What are antibody deficiency disorders?
Antibodies are the components of your body’s adaptive immune system that fight infections or prevent infections from occurring. When the body does not produce enough antibodies, this is known as an antibody deficiency disorder. There are many different types resulting in a spectrum of symptoms.
What causes antibody deficiency disorders?
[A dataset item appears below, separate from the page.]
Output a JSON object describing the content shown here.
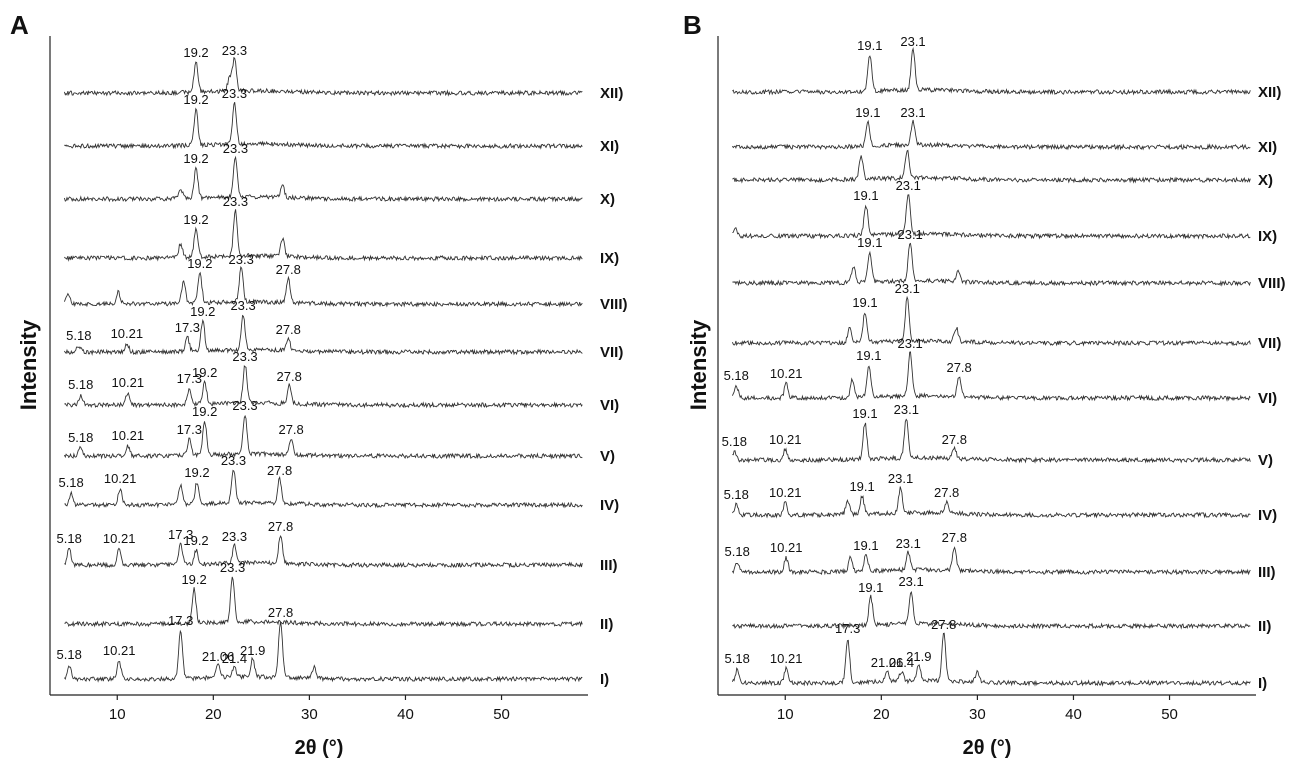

Antibody deficiency disorders are frequently the result of genetic mutations and can run in families. They can also be present along with certain other medical conditions, from certain medications, or acquired form different environmental exposures, like radiation exposure.
What are the symptoms of antibody deficiency disorders?
Some antibody deficiency disorders are asymptomatic, while others cause recurrent and sometimes severe upper and lower respiratory tract infections. Children typically present with recurrent ear infections, sinus infections, and pneumonia. Children also tend to have poor growth, failure to thrive, and chronic diarrhea.
What are antibody deficiency disorder care options?
Treatment depends on the type of antibody deficiency disorders, and the frequency/severity of infections. For more severe cases, immunoglobulin replacement therapy is required. This replaces the IgG antibodies that are absent or not functioning properly. Preventive antibiotics or active treatment of present infections is also frequently required.